Obamacare, Monopsonies, and Inflation – Nice Try!
Recently, the San Francisco Federal Reserve published an Economic Letter in which they described why “Medicare Payment Cuts Continue to Restrain Inflation.” Their summary is:
“A steady downward trend in health-care services price inflation over the past decade has been a major factor holding down core inflation. Much of this downward trend reflects lower payments from public insurance programs. Looking ahead, current legislative guidelines imply considerable restraint on future public insurance payment growth. Therefore, overall health-care services price inflation is unlikely to rebound and appears likely to continue to be a drag on inflation.”
The article is worth reading. But I always have a somewhat uncomfortable reaction to pieces like this. On the one hand, what the authors are discussing is well known: healthcare services held down PCE inflation, and core CPI inflation, due to sequestration. Even Ben Bernanke knew that, and it was one reason that it was so baffling that the Fed was focused on declining core inflation in 2012-2014 when we knew why core was being dragged lower – and it was these temporary effects (see chart, source Bloomberg, showing core and Median CPI).

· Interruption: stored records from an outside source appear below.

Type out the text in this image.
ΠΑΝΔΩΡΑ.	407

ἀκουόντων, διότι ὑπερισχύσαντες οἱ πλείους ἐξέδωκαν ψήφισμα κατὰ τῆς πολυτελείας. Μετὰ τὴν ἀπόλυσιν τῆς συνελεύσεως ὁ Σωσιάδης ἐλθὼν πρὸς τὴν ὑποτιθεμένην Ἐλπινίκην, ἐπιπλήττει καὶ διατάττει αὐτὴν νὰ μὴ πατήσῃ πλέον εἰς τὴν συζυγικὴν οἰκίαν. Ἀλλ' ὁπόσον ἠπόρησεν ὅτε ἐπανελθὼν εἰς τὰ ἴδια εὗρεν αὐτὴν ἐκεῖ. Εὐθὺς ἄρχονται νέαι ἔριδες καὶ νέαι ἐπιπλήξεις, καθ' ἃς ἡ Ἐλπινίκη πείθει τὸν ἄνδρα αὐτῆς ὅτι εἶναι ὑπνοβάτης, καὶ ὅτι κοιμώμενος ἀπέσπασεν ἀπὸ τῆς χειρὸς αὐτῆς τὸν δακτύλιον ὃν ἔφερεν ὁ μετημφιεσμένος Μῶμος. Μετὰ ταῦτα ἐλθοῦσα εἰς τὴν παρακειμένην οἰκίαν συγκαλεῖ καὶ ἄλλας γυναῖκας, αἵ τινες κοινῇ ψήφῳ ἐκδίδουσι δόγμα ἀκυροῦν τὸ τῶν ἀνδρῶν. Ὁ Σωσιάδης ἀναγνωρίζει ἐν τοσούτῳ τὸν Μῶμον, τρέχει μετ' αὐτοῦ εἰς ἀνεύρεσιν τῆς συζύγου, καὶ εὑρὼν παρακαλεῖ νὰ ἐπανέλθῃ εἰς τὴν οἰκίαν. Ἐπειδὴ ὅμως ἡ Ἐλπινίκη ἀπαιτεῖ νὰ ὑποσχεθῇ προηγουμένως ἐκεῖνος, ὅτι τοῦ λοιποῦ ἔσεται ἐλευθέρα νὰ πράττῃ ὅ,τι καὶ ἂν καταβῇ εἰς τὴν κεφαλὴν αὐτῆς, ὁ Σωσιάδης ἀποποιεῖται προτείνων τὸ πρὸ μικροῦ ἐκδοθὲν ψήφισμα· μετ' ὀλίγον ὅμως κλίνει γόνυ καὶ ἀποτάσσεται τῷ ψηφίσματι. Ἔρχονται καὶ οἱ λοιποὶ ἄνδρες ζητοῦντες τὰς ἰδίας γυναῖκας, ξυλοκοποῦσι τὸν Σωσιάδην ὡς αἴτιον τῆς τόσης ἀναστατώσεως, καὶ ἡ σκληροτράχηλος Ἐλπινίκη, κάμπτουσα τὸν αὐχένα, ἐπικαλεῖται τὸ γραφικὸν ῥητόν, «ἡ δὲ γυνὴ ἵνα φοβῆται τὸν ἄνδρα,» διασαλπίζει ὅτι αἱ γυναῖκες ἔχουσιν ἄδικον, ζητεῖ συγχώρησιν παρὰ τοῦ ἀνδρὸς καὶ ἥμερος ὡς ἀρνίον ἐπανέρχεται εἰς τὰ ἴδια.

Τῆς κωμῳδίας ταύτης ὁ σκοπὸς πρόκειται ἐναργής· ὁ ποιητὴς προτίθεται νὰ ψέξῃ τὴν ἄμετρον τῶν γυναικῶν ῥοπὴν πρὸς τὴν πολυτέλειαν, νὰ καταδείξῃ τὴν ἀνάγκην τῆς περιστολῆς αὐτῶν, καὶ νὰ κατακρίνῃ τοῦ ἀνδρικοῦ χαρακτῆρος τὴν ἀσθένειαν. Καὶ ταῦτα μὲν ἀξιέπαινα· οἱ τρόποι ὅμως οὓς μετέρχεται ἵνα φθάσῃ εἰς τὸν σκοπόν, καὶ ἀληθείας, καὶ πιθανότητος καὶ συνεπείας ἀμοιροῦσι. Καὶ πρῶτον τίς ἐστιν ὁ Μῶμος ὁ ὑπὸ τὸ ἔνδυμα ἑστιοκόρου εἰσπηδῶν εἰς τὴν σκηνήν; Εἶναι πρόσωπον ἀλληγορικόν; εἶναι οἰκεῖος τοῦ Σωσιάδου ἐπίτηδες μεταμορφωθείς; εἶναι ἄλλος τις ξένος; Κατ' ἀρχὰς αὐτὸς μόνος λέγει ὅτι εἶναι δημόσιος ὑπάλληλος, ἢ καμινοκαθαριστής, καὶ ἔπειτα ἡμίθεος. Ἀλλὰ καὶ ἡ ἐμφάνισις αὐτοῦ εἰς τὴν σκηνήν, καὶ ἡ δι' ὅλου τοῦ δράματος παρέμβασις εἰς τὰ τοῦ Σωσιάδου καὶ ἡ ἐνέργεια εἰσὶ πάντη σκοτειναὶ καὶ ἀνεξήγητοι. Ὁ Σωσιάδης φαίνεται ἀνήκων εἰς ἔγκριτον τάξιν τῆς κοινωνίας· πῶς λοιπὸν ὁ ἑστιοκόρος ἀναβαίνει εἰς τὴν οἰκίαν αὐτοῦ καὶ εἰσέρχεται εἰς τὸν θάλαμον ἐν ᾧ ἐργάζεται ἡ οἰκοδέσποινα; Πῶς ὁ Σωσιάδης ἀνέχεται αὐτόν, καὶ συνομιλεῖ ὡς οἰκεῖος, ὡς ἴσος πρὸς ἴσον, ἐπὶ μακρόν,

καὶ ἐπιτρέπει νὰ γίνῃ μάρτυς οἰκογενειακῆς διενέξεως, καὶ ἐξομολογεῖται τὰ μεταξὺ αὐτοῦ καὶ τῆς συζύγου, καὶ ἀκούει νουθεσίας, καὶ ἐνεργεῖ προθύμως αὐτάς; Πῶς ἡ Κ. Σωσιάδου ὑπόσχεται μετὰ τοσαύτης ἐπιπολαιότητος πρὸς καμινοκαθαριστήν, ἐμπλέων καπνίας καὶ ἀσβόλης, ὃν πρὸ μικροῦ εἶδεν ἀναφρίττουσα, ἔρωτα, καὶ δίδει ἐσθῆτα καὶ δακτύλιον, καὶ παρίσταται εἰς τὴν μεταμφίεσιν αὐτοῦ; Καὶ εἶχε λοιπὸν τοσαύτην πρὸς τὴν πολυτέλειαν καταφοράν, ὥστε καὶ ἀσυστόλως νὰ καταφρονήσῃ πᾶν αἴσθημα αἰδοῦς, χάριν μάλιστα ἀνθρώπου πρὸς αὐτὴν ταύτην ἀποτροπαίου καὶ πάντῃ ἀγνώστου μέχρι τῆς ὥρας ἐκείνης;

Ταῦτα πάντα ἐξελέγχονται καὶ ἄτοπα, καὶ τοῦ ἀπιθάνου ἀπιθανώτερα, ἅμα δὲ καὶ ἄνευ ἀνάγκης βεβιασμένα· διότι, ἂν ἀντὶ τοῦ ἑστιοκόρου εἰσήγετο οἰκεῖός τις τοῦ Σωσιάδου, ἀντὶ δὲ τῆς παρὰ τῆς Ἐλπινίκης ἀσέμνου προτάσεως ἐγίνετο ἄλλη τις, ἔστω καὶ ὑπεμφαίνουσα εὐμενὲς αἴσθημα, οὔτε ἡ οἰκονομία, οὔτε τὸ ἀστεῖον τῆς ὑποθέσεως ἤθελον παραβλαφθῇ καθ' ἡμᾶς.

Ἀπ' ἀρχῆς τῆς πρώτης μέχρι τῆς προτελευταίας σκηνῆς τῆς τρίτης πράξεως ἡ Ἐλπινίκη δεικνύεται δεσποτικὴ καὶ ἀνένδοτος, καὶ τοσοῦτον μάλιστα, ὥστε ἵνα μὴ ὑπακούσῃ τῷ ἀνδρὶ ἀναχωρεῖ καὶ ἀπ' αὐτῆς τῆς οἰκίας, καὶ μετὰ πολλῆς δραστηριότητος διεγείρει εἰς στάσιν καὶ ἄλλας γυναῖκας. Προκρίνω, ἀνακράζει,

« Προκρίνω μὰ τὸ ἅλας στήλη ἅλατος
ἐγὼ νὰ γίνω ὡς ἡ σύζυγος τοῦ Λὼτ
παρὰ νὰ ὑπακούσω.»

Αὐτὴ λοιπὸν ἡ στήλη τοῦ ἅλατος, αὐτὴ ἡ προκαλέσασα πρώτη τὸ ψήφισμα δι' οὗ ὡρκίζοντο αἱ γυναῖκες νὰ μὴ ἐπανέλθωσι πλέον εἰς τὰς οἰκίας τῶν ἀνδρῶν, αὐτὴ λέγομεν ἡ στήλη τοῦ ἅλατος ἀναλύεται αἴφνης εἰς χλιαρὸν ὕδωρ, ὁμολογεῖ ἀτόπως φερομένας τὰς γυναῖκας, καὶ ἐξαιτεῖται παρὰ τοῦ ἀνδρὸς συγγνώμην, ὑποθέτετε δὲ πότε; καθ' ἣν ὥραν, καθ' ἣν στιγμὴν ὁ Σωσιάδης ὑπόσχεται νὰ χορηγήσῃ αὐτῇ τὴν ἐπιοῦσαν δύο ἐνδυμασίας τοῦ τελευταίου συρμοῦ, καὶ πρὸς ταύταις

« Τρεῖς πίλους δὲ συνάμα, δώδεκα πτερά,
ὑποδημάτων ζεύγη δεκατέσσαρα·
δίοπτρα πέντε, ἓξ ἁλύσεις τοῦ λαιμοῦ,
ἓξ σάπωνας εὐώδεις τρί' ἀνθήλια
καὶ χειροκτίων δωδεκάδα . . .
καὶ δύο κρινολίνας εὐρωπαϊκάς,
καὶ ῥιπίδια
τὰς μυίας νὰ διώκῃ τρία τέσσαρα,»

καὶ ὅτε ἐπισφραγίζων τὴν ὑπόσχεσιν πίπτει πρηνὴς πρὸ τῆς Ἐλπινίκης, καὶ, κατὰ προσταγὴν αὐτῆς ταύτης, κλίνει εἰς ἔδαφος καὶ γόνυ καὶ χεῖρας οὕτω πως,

But okay, perhaps the San Francisco Fed is now supplying the reason: these were not one-off effects, they suggest; instead, “current legislative guidelines” (i.e., the master plan for Obamacare) are going to continue to restrain payments in the future. Ergo, prepare for extended lowflation.
This is where my discomfort comes in. The article combines these well-known things with questionable (at best) assumptions about the future. In this latter category the screaming assumption is the Medicare can affect prices simply by choosing to pay different prices. In a static analysis that’s true, of course. But it strikes me as extremely unlikely in the long run.
It’s a classic monopsonist pricing analysis. Just as “monopoly” is a term to describe a market with just one dominant seller, “monopsony” describes a market with just one dominant buyer. The chart below (By SilverStar at English Wikipedia, CC BY 2.5, https://commons.wikimedia.org/w/index.php?curid=13863070) illustrates the classic monopsony outcome.
The monopsonist forces an equilibrium based on the marginal revenue product of what it is buying, compared to the marginal cost, at point A. This results in the market being cleared at point M, at a quantity L and a price w, as distinct from the price (w’) and quantity (L’) that would be determined by the competitive-market equilibrium C. So, just as the San Fran Fed economists have it, a monopsonist (like Medicare) forces a lower price and a lower quantity of healthcare consumed (they don’t talk so much about this part but it’s a key to the ‘healthcare cost containment’ assumptions of the ACA neé Obamacare). Straight out of the book!
But that’s true only in a static equilibrium case. I admit that I wasn’t able to find anything relevant in my Varian text, but plain common-sense (and observation of the real world) tells us that over time, the supply of goods and services to the monopsonist responds to the actual price the monopsonist pays. That is, supply decreases because period t+1 supply is related to the reward offered in period t. There is no futures market for medical care services; there is no way for a medical student to hedge future earnings in case they fall. The way the prospective medical student responds to declining wages in the medical profession is to eschew attending medical school. This changes the supply curve in period t+1.
Any other outcome, in fact, would lead to a weird conclusion (at least, I think it’s weird; Bernie Sanders may not): it would suggest that the government should take over the purchase and distribution of all goods, since they could hold prices down by doing so. In other words, full-on socialism. But…we know from experience that pure socialist regimes tend to produce higher rates of inflation (Venezuela, anyone?), and one can hardly help but notice that when the government competes with private industry – for example, in the provision of express mail service – the government tends to lose on price and quality.
In short, I find it very hard to believe that mere “legislative guidelines” can restrain inflation in medical care, in the long run.